Understanding the changes in Maize canopy structure caused by Fall Armyworm (J.E. Smith, Spodoptera frugiperda) using field hyperspectral spectroscopy measurements

Maize (Zea mays L.) is one of Africa’s most popular crops due to its importance as a staple food for the majority of the population. The recurring invasion of Fall armyworm (FAW, J.E. Smith, Spodoptera frugiperda) has caused significant damage to the maize canopy structure and affected maize yield and production. The physical damage caused by FAW varies depending on its larval stage; for instance, superficie feeding can cause semi-transparent patches on the leaves known as ‘papery windows’. The larva also causes crop damage by feeding on the leaf tissue and causing holes in the leaf, a common symptom of this pest. Monitoring the changes to the maize canopy structure is central to food security and alleviating poverty. Therefore, it is of critical importance to monitor these changes. Studies have used traditional and remote sense-based techniques.

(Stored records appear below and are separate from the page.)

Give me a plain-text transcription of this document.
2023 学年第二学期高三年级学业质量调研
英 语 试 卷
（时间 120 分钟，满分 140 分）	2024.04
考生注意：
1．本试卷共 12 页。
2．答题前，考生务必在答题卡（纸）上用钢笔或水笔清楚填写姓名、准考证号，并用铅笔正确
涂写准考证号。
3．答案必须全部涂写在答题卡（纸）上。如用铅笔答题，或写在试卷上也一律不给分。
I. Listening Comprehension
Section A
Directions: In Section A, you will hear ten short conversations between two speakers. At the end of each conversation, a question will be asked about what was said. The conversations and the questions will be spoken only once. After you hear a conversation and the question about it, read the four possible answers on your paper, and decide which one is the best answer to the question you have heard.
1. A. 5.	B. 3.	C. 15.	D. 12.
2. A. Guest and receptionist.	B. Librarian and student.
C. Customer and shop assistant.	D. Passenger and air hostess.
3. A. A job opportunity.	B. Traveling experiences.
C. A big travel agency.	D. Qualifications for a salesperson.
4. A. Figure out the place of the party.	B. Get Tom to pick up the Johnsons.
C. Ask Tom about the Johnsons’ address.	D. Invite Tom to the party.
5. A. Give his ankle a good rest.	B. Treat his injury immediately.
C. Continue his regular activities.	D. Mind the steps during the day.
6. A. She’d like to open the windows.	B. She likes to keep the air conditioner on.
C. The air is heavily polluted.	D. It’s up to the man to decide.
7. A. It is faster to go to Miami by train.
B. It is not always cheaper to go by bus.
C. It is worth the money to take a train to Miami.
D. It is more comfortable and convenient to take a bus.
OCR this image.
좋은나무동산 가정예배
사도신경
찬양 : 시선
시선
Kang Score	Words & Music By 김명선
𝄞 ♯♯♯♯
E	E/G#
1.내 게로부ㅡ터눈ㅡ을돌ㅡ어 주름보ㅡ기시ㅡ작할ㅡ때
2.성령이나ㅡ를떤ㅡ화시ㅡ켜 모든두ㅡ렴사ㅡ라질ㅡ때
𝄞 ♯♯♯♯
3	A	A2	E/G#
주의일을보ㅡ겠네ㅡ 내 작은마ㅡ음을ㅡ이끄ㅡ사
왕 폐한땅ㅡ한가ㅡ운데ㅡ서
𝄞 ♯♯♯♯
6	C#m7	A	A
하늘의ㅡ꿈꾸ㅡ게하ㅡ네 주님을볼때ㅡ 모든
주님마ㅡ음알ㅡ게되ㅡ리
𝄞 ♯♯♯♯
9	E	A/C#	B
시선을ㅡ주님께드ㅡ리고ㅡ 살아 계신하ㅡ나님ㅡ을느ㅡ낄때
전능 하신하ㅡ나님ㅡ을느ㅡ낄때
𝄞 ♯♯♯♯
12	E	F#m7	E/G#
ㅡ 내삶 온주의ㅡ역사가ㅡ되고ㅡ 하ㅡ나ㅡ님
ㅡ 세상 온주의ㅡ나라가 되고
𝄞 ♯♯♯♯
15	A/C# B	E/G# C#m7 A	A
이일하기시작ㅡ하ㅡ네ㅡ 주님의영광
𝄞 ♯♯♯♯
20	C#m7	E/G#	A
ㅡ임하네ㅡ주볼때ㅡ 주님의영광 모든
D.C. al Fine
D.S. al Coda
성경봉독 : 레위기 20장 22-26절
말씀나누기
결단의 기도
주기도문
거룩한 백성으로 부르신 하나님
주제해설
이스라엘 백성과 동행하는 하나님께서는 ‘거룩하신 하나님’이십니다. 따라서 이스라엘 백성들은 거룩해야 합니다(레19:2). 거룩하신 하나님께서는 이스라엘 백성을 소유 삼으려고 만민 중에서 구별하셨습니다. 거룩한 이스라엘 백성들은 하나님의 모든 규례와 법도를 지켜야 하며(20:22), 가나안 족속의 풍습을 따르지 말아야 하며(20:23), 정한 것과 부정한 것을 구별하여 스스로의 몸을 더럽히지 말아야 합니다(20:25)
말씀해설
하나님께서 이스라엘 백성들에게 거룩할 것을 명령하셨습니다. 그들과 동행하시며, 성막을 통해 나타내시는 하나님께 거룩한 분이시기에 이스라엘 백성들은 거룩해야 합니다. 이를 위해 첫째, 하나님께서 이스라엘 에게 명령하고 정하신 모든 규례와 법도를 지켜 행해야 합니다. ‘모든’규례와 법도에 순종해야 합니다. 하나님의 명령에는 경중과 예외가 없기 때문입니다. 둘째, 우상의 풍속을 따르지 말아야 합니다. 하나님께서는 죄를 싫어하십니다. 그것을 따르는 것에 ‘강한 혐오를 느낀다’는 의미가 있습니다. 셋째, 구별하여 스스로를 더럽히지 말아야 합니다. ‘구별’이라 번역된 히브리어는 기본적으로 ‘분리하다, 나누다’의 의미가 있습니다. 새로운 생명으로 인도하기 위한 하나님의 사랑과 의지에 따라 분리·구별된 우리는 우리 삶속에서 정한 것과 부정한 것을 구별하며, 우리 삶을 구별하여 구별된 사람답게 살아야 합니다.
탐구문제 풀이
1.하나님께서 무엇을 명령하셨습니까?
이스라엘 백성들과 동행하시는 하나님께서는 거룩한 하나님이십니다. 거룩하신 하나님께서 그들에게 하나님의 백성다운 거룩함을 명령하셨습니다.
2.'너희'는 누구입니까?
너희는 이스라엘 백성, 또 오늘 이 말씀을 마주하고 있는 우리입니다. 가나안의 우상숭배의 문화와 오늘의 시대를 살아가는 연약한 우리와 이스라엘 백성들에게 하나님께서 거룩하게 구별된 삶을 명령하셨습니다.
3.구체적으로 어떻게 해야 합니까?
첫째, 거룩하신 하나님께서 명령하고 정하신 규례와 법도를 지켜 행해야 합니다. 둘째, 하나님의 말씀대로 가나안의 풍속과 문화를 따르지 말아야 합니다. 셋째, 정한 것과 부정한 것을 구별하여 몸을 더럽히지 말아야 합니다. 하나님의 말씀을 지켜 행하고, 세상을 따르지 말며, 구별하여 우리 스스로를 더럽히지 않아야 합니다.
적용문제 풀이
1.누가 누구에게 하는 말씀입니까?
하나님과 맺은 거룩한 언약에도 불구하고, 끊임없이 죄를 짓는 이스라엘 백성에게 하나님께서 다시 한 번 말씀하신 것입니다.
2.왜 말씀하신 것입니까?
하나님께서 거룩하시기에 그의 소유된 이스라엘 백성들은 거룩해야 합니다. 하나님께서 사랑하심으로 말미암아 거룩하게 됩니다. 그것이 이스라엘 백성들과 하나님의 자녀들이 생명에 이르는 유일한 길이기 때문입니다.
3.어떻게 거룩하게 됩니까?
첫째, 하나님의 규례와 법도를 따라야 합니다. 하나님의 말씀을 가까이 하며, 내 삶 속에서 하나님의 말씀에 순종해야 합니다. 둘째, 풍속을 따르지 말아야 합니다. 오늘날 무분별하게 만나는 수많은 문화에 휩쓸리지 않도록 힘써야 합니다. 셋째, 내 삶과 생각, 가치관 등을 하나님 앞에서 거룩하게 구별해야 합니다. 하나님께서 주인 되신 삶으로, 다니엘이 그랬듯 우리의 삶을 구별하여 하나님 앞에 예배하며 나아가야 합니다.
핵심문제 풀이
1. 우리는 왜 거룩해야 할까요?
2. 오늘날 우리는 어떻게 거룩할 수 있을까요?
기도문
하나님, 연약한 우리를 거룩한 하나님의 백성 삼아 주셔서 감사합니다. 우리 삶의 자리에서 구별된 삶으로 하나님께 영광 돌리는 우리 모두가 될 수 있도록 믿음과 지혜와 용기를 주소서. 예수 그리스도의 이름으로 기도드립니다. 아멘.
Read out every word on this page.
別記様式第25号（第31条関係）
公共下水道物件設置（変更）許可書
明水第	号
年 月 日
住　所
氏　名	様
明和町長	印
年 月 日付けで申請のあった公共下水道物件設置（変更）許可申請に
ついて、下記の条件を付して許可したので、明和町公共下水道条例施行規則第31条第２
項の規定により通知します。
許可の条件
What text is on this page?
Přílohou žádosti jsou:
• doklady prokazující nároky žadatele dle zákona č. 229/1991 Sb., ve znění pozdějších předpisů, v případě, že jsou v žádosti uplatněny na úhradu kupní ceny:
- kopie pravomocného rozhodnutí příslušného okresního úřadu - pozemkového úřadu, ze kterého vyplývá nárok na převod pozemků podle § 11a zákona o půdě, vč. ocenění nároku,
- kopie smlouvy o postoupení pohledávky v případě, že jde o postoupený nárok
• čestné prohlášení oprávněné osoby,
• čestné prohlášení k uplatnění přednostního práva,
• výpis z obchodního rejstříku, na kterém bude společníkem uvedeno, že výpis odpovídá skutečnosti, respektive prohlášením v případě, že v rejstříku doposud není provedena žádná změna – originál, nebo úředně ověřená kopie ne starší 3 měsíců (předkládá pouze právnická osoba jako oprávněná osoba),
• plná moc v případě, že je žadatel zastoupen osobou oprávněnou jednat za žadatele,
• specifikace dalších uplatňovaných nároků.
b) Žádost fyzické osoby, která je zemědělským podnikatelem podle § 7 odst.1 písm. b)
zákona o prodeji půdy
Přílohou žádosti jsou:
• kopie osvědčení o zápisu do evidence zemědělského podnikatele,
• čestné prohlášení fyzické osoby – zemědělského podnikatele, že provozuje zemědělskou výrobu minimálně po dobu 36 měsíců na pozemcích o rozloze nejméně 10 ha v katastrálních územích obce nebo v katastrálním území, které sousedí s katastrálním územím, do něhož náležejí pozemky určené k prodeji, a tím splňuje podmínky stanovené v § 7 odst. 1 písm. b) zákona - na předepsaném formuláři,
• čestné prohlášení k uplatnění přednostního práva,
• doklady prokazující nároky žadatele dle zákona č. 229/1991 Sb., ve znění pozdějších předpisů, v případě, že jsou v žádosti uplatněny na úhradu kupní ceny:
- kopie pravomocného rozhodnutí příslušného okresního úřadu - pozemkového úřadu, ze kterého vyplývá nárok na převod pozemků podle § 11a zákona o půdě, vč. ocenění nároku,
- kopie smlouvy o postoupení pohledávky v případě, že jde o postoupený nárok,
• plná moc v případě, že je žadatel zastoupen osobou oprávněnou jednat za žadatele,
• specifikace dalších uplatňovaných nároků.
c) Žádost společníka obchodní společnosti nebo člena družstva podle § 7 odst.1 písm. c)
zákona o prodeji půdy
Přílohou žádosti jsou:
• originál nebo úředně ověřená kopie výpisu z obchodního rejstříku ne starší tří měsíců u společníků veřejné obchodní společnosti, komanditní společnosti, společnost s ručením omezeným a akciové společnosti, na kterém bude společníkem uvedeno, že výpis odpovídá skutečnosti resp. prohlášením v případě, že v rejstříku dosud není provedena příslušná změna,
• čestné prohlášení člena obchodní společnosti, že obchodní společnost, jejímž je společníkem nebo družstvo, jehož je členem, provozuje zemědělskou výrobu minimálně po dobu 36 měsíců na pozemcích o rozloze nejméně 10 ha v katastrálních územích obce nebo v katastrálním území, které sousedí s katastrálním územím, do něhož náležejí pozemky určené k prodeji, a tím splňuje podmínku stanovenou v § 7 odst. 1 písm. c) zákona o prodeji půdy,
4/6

Traditionally, direct field and laboratory measurements, which are spatially and temporally limited, costly, and time-consuming, have been used to measure the biophysical changes that have been used by FAW. Whereas remote sensing (RS) techniques can be used to explain the spatial, spectral, and textural features of canopy structures in a cost-effective and timely manner. This study aimed to understand the effects of FAW infestation on maize canopy structure using field hyperspectral spectroscopy measurements and a machine learning algorithm (random forest (RF)). Spectral measurements were also taken in the field to observe the spectral difference between the infested and non-infested maize crops. These were used to classify and model the spectral behaviours of maize crop biophysical changes under FAW. The study hypothesised that changes in canopy biophysical variables (e.g., leaf area index, stem and leaf length, and biomass) can be used to study the changes in maize canopy structure caused by FAW infestation using field hyperspectral spectroscopy measurements. The preliminary results from this study show that structural changes (e.g., leaf area index, stem and leaf length, and biomass) caused by FAW can be mapped with high accuracy using field hyperspectral spectroscopy measurements. This study underscores the significance of comprehending maize canopy structure alterations for two primary purposes: enhancing crop yield and optimizing agricultural production to ensure food security.